An Ofsted inspection into the unit considered that there were a number of failings within the department, including “insufficient strategic leadership and management oversight of safeguarding services by Haringey councillors and officers”.

At the time of the dismissal, Ms Shoesmith had not seen a copy of the report and as a result, she could not provide her response to the allegations against her.

Ms Shoesmith appealed, by way of judicial review, against the decision to dismiss her and against the contents of the Ofsted report.

At first instance, Ms Shoesmith was unsuccessful.  Last week, Ms Shoesmith’s further appeal was heard by the High Court.

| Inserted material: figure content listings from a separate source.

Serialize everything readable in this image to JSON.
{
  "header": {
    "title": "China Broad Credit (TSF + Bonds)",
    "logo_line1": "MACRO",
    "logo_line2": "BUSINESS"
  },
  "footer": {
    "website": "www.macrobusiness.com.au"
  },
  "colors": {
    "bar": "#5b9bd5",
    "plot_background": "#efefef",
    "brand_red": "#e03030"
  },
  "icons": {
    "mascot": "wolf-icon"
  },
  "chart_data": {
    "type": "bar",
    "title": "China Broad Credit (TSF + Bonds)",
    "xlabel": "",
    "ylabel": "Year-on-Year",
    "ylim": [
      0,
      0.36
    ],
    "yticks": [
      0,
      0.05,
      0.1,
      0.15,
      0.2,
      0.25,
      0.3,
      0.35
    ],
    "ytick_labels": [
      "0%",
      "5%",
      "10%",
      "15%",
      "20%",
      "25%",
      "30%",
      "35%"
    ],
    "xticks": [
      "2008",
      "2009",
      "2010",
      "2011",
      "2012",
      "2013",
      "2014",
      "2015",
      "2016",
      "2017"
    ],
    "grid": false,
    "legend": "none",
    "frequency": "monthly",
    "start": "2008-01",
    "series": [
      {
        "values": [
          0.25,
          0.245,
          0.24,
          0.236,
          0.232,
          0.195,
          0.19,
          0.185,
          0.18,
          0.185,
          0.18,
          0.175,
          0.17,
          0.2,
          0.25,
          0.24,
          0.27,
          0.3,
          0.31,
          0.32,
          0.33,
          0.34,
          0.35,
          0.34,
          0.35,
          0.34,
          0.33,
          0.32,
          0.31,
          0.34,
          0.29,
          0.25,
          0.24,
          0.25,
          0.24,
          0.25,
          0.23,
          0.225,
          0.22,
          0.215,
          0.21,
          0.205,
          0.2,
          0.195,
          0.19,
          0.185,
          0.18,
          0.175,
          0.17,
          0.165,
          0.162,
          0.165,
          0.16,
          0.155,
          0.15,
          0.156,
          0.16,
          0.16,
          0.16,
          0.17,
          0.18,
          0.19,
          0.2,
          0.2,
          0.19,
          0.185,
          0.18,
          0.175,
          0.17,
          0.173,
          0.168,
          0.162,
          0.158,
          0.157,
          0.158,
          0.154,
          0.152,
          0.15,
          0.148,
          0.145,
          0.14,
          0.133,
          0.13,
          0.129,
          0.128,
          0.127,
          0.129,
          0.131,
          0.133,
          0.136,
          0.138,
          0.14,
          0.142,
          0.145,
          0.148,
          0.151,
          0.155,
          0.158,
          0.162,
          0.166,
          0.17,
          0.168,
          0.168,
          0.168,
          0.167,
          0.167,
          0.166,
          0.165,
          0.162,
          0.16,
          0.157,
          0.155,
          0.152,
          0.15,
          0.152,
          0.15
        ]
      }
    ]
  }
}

The Court of Appeal rejected Ms Shoesmith’s challenge to the Ofsted Report, but determined that the dismissal was unfair and unlawful due to procedural unfairness.  The Court concluded that, as with any other employee, Ms Shoesmith should have had the right to a fair procedure, which included her opportunity to comment on the report which contained the allegations against her.  The Court accepted that the Council had knowledge of the unlawfulness of its actions, as Ms Shoesmith had addressed this in her appeal.  The Council has been ordered to agree an appropriate level of compensation with Ms Shoesmith.

This is an extremely emotive issue.  The media in this case was looking for someone to blame and Ed Balls provided Ms Shoesmith as the obvious candidate. 

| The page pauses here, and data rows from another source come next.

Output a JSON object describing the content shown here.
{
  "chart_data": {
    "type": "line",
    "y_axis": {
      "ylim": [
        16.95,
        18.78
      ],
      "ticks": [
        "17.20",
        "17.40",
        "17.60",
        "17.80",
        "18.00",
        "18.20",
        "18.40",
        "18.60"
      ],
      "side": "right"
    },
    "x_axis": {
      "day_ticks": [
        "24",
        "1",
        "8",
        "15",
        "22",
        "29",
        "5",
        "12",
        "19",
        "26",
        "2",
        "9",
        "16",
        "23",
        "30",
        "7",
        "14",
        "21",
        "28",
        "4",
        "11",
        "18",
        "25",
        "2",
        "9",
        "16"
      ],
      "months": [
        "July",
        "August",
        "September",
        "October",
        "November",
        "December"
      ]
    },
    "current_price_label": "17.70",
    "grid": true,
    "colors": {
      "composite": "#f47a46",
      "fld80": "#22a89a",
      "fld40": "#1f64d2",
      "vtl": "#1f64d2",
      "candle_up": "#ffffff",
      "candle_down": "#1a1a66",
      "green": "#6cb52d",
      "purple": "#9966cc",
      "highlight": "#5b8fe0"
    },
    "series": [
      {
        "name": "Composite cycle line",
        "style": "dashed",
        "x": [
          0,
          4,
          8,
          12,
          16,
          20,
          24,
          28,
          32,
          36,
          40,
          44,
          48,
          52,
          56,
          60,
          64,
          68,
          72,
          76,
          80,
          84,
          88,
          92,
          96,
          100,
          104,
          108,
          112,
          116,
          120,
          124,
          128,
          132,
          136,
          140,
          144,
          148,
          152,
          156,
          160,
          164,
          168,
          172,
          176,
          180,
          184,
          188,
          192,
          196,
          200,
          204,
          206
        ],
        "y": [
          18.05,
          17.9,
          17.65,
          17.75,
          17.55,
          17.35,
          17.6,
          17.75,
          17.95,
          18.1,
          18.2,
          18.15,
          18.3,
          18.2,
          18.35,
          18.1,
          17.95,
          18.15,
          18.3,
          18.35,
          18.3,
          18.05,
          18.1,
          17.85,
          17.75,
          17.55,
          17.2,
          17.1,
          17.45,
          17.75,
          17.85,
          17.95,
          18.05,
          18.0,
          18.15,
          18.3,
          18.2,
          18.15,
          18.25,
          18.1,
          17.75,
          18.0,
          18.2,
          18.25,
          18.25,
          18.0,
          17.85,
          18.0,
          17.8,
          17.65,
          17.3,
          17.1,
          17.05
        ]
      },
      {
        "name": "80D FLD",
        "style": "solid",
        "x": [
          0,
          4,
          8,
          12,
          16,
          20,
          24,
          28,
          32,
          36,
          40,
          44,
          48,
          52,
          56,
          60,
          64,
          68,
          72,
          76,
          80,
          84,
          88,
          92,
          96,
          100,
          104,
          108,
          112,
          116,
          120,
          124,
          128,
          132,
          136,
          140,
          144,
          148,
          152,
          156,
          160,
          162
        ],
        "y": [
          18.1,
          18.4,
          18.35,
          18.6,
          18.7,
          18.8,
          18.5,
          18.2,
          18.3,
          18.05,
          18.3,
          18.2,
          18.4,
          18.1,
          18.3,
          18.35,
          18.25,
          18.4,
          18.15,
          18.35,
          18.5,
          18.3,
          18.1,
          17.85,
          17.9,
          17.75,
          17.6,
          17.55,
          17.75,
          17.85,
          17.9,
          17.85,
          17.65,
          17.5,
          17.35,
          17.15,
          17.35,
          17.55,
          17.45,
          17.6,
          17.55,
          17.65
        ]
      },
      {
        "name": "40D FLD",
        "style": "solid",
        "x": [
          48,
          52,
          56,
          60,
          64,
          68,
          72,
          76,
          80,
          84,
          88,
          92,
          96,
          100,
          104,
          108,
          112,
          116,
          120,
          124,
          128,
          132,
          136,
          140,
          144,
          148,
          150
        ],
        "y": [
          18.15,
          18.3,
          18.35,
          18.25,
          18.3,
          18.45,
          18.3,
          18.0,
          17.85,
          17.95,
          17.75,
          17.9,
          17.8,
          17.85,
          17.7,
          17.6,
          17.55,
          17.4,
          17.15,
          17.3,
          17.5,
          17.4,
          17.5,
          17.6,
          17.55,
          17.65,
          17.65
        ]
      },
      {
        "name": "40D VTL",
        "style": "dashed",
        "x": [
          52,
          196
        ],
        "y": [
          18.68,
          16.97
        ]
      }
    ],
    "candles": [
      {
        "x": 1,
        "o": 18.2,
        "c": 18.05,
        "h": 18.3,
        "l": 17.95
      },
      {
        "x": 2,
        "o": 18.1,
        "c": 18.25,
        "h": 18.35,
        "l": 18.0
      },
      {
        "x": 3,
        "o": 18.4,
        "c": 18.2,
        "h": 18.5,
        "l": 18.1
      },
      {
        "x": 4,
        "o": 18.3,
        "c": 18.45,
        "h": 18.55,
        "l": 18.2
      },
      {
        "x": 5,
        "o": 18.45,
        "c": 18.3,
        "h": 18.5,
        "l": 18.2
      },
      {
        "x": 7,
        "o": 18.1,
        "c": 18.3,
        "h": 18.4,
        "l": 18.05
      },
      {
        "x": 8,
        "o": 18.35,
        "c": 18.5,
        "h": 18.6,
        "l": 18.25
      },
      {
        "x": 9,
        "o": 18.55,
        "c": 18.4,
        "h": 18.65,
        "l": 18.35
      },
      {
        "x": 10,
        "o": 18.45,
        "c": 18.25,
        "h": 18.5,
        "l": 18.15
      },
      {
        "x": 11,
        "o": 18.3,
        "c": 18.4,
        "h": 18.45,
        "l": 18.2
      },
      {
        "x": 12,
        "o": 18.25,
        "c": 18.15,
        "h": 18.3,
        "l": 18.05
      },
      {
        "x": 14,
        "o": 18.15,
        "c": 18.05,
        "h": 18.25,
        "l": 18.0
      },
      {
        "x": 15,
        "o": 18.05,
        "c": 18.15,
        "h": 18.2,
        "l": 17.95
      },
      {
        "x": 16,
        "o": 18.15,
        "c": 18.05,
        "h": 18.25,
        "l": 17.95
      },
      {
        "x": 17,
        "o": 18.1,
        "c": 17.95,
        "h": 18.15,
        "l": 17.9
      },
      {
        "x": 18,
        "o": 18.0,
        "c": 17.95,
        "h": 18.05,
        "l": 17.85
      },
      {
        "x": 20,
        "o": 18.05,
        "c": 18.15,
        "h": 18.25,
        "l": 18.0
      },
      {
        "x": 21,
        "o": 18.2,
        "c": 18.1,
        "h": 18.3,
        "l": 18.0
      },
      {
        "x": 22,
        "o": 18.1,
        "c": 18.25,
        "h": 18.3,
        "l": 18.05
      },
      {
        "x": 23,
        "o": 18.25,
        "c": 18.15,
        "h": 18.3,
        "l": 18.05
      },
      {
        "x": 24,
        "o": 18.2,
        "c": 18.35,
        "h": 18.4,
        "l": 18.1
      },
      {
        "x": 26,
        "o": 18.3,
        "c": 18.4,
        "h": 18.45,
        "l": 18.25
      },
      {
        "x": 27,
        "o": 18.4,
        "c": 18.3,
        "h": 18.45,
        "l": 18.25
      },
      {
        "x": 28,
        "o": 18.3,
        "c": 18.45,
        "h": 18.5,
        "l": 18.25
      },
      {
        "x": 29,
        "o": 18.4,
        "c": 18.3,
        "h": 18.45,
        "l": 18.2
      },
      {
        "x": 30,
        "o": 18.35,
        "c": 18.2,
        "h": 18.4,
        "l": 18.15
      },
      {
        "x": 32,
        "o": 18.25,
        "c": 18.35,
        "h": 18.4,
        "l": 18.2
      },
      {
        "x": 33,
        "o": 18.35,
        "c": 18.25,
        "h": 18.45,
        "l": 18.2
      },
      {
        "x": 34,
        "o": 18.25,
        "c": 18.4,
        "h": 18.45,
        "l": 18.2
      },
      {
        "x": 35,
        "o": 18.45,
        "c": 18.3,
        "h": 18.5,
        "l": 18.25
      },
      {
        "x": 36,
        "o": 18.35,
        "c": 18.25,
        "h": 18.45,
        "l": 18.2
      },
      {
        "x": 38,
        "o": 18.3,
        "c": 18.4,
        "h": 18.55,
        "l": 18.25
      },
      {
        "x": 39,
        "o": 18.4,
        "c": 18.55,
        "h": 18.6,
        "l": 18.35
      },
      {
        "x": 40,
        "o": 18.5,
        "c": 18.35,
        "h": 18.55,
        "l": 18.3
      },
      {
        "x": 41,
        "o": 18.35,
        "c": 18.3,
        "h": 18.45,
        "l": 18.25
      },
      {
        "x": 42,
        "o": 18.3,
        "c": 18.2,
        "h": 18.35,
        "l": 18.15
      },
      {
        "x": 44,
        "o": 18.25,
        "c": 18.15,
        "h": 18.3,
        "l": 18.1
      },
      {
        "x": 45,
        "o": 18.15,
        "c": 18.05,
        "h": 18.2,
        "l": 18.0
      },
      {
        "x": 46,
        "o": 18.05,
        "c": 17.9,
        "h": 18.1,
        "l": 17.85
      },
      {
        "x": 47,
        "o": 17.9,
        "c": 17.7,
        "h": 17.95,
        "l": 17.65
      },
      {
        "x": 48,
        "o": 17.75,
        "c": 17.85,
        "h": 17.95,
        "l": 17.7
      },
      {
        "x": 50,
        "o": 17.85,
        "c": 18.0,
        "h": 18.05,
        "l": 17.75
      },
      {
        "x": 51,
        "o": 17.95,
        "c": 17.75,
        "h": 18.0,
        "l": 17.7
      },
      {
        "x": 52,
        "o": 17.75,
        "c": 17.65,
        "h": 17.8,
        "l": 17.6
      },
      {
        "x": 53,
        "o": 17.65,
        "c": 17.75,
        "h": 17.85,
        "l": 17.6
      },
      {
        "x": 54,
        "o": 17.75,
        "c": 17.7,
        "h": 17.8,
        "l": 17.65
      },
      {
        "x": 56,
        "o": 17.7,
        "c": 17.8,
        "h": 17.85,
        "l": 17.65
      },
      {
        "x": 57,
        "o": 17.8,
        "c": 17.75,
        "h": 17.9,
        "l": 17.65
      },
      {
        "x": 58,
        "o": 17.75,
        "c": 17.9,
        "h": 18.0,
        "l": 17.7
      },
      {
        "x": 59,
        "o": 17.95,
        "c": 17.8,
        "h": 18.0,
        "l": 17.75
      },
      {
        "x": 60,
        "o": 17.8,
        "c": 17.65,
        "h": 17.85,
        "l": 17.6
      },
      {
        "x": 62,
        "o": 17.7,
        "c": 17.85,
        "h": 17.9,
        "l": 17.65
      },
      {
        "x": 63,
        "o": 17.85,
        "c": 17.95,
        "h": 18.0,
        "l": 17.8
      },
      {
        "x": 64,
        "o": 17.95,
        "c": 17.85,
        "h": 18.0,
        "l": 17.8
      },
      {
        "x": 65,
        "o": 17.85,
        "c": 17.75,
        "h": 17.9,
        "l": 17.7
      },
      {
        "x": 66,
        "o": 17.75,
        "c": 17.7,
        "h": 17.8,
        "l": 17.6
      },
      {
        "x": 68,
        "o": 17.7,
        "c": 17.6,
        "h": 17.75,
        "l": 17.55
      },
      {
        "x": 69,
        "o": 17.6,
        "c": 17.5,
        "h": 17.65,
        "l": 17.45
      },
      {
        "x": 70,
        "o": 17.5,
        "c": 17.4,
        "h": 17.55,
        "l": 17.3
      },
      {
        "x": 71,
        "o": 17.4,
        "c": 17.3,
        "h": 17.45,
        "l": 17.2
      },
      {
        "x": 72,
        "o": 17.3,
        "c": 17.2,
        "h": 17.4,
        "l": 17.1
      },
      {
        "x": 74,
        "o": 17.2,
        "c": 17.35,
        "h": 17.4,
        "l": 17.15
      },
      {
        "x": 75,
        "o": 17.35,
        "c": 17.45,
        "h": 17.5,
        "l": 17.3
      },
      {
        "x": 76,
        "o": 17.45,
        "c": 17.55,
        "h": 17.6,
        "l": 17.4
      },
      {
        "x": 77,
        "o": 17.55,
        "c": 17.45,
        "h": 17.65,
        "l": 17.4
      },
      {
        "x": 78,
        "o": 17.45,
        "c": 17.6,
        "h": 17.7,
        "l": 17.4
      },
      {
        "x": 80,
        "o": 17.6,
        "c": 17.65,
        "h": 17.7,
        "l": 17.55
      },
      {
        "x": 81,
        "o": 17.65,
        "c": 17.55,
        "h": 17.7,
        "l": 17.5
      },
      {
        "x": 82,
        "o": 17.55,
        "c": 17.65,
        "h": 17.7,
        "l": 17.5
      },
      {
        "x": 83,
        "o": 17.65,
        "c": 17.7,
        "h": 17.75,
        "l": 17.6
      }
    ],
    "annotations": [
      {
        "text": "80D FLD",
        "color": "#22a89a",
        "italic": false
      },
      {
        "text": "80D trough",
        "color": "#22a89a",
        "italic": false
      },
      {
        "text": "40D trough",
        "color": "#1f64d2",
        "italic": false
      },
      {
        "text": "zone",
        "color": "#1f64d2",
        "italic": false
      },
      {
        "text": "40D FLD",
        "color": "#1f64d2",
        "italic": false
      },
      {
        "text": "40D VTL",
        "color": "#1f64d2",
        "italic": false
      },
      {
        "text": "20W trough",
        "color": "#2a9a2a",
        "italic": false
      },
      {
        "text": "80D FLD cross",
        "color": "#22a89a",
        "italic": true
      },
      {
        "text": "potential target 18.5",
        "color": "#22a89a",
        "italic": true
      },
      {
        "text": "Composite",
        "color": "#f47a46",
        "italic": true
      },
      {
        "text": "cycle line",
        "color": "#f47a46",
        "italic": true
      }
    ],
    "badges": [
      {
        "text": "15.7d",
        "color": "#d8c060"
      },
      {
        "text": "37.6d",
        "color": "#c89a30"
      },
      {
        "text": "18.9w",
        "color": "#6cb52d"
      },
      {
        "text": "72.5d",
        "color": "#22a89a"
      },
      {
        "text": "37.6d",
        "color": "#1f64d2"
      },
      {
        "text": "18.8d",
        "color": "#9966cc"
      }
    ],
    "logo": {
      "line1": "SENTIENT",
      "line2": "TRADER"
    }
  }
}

The case highlights the fact that even where it seems that an employer has no alternative but to dismiss an employee, this does not negate the need for a fair procedure.  In this case, the Council did not follow any proper procedure and failed to allow Ms Shoesmith the opportunity to address the allegation against her.  It also appeared that the decision was prejudged as Ed Balls confirmed her immediate departure over a week before she was dismissed. 

It is worth noting that Ms Shoesmith’s compensation may not reach the extravagant sums speculated in the media.  Procedural unfairness in a dismissal, where the outcome would have been the same in any event, usually limits compensation to the time it would have taken to follow a fair procedure.